80 on the highway? That’s typical speed out west if you don’t want to die in a truck sandwich. While I’ll agree that NJ isn’t the place, it’s also not atypical everywhere (and NJ drivers are tailgating maniacs, as all of us Delawarians know). Incidentally, in an emergency is the worst time to suddenly start speeding as you’re far more likely to cause an accident via panic and bad spur of the moment decisions.
The hookah I can get behind because I just find smoking gross. Which is why I never dated a smoker. In your case you did and you took him for his faults. You have to let him choose to make that change for himself – you can guide him but you can’t force it.

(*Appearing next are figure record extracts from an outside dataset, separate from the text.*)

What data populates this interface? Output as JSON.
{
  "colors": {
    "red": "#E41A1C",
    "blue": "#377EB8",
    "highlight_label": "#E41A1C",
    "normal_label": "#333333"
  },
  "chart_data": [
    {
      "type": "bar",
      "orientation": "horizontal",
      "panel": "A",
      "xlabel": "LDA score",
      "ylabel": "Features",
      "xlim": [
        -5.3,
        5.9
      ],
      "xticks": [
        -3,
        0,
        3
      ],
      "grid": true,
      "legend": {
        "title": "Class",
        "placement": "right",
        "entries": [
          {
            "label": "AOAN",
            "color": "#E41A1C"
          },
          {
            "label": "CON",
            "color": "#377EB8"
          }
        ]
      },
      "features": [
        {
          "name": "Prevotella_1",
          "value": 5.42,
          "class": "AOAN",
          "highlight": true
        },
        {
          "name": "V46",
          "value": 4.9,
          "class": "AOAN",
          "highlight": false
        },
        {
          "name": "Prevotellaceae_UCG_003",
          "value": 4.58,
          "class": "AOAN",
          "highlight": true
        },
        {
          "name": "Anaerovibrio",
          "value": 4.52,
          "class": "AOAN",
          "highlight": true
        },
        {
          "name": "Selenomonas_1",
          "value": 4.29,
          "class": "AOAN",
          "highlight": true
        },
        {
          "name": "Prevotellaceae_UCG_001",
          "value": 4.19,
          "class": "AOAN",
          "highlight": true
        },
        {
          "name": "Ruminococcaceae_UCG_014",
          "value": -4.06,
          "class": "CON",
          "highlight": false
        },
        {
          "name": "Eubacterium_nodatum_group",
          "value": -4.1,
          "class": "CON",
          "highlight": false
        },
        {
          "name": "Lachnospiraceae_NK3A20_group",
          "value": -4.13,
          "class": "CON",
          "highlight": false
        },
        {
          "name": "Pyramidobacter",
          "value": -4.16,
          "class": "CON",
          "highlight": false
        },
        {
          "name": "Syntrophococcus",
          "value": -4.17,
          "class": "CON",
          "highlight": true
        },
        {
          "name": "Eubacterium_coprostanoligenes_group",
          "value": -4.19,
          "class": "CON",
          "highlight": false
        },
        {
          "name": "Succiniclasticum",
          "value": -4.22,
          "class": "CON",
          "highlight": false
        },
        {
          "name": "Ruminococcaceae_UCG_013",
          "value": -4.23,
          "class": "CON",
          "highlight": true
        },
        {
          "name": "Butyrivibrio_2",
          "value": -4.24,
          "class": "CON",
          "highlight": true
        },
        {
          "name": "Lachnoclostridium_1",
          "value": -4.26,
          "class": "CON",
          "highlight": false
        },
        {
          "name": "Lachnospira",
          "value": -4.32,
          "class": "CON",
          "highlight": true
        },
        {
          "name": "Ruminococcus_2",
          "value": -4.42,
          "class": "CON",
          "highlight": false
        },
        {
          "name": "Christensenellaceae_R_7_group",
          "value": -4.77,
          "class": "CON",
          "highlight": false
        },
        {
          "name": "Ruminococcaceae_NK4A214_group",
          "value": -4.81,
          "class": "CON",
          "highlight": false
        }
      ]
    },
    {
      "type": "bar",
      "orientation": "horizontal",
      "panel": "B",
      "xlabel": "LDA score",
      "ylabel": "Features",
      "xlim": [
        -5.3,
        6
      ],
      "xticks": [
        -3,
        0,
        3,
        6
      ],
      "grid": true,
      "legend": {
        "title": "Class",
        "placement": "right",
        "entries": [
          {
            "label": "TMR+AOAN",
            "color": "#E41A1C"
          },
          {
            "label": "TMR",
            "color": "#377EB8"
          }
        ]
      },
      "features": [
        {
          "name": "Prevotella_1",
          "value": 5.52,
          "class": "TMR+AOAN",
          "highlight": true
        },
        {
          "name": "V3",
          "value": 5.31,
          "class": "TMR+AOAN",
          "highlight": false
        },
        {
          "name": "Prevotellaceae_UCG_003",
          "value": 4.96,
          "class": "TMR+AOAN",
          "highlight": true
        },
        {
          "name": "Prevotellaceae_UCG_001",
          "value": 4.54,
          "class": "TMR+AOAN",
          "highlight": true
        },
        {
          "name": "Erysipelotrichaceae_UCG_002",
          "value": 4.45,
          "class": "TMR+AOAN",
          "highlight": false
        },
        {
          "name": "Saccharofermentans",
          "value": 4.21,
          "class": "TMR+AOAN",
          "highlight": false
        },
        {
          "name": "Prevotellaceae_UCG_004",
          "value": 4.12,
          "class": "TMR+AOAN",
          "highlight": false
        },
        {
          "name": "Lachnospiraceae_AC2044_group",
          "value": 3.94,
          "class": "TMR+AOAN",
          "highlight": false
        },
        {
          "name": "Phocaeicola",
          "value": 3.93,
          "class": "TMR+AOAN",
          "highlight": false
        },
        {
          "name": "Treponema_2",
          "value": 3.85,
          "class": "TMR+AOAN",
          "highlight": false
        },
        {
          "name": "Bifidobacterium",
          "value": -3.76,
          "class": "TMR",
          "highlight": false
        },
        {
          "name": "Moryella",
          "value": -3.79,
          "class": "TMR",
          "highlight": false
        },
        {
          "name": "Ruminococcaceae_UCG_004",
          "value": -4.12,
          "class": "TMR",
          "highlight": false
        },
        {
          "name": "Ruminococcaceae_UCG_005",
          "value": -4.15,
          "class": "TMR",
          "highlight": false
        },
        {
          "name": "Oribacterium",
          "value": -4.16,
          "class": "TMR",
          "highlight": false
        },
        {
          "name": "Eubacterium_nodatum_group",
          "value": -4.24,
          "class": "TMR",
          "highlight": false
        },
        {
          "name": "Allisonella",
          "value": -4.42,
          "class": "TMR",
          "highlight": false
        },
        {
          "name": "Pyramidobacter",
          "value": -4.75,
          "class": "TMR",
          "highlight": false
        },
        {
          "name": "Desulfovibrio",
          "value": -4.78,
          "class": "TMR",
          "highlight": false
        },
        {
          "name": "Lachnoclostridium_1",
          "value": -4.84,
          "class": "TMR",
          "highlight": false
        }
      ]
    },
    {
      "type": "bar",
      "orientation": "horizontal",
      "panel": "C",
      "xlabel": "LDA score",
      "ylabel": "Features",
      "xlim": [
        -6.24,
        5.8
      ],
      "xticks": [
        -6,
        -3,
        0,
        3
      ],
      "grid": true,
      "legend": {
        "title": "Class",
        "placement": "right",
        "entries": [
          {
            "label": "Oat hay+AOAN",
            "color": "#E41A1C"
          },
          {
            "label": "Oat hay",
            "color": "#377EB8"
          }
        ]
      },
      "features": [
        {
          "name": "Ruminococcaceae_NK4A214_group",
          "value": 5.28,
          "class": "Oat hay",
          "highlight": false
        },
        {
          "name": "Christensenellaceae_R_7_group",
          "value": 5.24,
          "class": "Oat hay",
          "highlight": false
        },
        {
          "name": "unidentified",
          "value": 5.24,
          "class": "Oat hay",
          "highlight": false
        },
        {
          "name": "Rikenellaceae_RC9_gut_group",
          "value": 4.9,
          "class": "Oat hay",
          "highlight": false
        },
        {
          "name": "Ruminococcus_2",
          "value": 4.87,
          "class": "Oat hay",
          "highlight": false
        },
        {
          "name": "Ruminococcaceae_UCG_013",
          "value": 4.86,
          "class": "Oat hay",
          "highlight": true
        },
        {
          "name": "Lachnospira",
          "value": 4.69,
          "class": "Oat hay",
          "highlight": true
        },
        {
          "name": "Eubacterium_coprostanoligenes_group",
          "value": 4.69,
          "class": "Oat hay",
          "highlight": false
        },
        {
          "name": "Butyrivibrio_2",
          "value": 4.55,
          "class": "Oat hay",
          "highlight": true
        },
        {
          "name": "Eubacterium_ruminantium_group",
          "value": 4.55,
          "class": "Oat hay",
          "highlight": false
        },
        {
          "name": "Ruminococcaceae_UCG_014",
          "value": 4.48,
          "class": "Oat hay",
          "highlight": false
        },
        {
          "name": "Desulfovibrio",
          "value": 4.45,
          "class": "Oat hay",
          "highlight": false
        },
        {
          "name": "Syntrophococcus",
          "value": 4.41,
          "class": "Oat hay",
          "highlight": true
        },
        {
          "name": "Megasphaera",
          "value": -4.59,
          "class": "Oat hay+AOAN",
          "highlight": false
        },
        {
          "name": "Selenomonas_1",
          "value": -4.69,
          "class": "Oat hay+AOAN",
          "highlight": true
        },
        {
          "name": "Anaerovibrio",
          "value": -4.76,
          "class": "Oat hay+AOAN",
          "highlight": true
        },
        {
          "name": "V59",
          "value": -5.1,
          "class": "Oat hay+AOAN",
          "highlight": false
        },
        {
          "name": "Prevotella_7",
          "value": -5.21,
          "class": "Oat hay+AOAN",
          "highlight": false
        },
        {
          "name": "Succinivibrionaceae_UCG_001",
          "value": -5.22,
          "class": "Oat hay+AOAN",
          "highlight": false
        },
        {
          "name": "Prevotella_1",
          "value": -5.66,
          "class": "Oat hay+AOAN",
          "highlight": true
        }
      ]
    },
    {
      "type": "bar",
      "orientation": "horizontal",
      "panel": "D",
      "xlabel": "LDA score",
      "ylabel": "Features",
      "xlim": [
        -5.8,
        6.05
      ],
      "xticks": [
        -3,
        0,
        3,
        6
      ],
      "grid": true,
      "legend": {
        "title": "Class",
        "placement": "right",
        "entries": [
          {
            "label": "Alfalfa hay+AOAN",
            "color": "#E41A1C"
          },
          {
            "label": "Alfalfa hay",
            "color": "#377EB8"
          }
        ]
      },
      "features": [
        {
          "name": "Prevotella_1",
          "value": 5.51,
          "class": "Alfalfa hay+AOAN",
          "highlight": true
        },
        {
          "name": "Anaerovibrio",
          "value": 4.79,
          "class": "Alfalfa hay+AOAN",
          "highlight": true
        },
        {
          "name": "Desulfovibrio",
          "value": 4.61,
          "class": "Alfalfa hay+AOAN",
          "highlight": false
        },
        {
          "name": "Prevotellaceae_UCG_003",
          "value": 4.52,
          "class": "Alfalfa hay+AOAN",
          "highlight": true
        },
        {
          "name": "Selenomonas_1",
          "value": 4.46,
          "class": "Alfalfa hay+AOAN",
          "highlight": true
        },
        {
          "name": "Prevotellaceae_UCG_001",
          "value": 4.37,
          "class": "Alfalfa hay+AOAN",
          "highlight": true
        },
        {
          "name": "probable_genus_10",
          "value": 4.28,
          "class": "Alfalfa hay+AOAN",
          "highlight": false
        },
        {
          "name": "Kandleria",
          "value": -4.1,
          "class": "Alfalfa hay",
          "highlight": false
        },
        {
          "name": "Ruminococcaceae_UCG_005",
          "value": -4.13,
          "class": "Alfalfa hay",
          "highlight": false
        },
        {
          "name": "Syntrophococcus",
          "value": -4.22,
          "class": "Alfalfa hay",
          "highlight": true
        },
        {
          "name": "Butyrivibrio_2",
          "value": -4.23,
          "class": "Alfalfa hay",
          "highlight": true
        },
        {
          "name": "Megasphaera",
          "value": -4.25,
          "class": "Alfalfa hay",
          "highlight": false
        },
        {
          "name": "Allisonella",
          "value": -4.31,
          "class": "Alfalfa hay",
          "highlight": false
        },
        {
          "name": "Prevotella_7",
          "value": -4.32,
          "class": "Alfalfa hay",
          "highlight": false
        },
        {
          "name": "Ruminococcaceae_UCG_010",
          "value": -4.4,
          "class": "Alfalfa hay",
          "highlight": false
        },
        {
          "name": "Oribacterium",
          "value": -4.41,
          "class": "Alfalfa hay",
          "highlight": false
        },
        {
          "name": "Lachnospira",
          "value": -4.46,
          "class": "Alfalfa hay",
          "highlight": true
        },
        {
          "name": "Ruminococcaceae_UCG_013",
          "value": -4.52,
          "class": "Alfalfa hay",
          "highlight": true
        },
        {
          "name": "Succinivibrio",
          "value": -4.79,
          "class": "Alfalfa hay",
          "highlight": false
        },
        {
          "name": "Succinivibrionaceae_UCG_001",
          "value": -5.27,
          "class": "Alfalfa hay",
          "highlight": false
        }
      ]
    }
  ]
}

So what I’m saying is that while life and death are scary, you simply can’t dwell on it. Anything can happen at anytime. Anyone can die first. My grandmother died when I was 3 from brain cancer… who saw that coming? Who knows what caused it? Then grandpa died of stomach cancer about 10 years later. If I freaked out over every cancer-causing factor in life, I’d never do anything, eat anything and eventually die of atrophy and starvation. My couch stuffing is probably killing me while my laptop radiates both me and my unborn child. I can’t let it stop me from enjoying what I’ve got while I’ve got it. And neither can you.
Post # 9
handlecat : morgie20 : mimivac : happy2bee : skunktastic :
Thank you bees for your replies. Glad to hear that I’m not the only person in the world who has dealt with this. Hopefully therapy helps. In the meantime I’ll just ask FI to live in a bubble : D
(no I won’t. I’m actively trying to control myself)
Post # 10
Thinking about death and disease is part of my work, so I do wonder how health issues will affect DH and me in the future. There are so many variables to health. We can plan for the future, but still, no one can predict what will happen. There’s no use in worrying too much. You just have to live for the present sometimes.
Post # 11
craigslistgirl : yes but testing death with unsafe behavior is what gets me!
Post # 12
I get it bee – something about getting married brought out the Nervous Nellie in me too when it comes to DH’s health. I am just panicked that something could happen to him…I mean crazy shit happens to people every day. I do think you’re overreacting a bit, but it’s coming from a good place and hopefully your FI gets that and therapy will help some :).